Tao Te Ching – Chapter Thirty-Six
Written by Lao-tzu – From a translation by S. Mitchell
If you want to shrink something,
you must first allow it to expand.
If you want to get rid of something,
you must first allow it to flourish.
If you want to take something,
you must first allow it to be given.
This is called the subtle perception
of the way things are.
The soft overcomes the hard.
The slow overcomes the fast.
Let your workings remain a mystery.
Just show people the results.
How I Read This Chapter
The Way moves through paradox.
To let go, we must first hold.
To release, we must first allow.
To change, we must first accept.
True perception doesn’t fight reality,
it flows with it.
Gentleness undoes what force cannot.
Patience carries more power than speed.
Don’t explain the mystery.
Live it.
And let the fruit speak for itself.
What This Means To Me
This chapter reminds me of something I’ve come to trust in my recovery: healing rarely happens the way I think it should. It’s rarely fast. Rarely linear. Rarely neat. But it’s real.
“If you want to shrink something, you must first allow it to expand.” That’s exactly how Step Four felt. Before I could let go of old patterns, I had to see them clearly. I had to let them rise to the surface. I had to tell the truth. And often, when I finally faced something I had buried for years, it felt bigger than ever. But that expansion wasn’t regression—it was the beginning of release.
“If you want to get rid of something, you must first allow it to flourish.” There were parts of my addiction I tried to suffocate through denial. But nothing ever healed through suppression. In recovery, I’ve learned to let things breathe before they pass. Emotions, memories, cravings—they often need space before they can move on. That used to terrify me. Now I understand it as the rhythm of real change. Let it come. Let it grow. And then, let it go.
“If you want to take something, you must first allow it to be given.” This speaks to the humility recovery requires. I wanted healing—but I couldn’t take it. I had to receive it. I had to stop demanding life give me what I thought I deserved, and instead become willing to be gifted with what I actually needed. Love. Grace. Community. All of these came only when I stopped grasping and started opening.

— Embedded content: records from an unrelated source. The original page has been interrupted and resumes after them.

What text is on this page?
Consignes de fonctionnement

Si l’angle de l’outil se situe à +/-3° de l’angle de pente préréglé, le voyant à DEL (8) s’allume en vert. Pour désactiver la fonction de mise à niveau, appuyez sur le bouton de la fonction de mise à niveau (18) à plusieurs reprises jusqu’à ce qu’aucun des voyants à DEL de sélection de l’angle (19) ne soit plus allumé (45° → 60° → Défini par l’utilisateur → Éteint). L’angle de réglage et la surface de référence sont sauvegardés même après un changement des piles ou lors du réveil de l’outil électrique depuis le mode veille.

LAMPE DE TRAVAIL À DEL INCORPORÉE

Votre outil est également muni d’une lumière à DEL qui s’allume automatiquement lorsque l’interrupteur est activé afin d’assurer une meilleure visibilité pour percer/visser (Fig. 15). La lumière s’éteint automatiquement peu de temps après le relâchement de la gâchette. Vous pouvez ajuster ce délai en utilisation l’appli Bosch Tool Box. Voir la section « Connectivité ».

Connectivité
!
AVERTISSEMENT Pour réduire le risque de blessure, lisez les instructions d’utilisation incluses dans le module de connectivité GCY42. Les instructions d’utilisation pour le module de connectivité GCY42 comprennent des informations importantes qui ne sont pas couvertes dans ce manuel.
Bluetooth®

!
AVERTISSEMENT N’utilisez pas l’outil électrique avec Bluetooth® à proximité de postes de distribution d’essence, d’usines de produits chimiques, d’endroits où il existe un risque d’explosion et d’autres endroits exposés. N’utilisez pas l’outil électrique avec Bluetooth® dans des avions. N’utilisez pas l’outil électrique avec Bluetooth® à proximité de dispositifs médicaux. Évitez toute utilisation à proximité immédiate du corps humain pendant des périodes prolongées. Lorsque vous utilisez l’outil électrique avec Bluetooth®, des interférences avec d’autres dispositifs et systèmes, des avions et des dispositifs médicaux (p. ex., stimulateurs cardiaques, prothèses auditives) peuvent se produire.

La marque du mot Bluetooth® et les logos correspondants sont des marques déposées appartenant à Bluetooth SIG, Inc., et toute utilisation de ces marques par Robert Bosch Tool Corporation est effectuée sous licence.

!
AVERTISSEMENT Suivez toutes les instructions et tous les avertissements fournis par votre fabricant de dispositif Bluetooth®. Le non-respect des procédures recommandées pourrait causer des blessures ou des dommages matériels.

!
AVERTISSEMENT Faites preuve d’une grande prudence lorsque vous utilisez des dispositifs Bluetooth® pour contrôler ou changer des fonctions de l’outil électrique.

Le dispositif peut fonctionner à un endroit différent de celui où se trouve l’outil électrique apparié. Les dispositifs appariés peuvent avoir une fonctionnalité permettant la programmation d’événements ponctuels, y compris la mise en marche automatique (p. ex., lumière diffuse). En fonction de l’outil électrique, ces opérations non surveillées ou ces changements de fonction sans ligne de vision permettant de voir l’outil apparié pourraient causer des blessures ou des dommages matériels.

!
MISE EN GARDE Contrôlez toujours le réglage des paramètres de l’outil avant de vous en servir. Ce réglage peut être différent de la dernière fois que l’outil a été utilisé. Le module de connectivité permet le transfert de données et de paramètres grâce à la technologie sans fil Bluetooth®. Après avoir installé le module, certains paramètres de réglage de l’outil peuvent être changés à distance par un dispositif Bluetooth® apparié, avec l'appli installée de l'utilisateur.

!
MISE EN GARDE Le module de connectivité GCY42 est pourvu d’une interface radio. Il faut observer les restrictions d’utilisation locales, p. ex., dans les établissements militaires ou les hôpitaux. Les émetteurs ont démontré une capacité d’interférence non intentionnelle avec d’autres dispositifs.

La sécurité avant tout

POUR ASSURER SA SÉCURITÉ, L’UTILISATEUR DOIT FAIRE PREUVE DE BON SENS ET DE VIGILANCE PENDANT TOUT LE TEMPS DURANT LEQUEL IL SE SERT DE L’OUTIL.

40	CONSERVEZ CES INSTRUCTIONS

“This is called the subtle perception of the way things are.” Subtle perception. That phrase speaks to something that can’t be taught through logic—it’s felt through experience. It’s what happens when I stop trying to force recovery and start allowing it. It’s what I find in silence, in writing, in planting a seed and watching it grow. It’s a deeper wisdom that moves quietly beneath my ego, beneath my thinking mind. I only find it when I surrender.
“The soft overcomes the hard. The slow overcomes the fast.” That’s the whole story of my sobriety. I didn’t overcome addiction with strength—I did it with softness. With honesty. With asking for help. I didn’t speed my way out of brokenness—I slowed down. I started doing less, listening more. And the softer I became, the more strength I found.
I used to believe that power looked like control. Now I believe it looks like gentleness.
“Let your workings remain a mystery. Just show people the results.” There’s something beautiful about this. In early recovery, I felt a pressure to explain myself. To justify why I’d changed. To prove my worth. But the Tao invites something simpler: live the truth, and let the life speak for itself.
I don’t need to preach recovery. I just need to live it—quietly, consistently, from the inside out. That’s where the real evidence lies: not in declarations, but in presence. Not in performance, but in peace.
So today, I allow the process. I let it unfold—even when it doesn’t make sense. I trust that expansion often comes before release, that slowing down is not falling behind, and that softness is not weakness, but the beginning of transformation.
I no longer try to explain the mystery. I just keep showing up, and letting the results speak for themselves.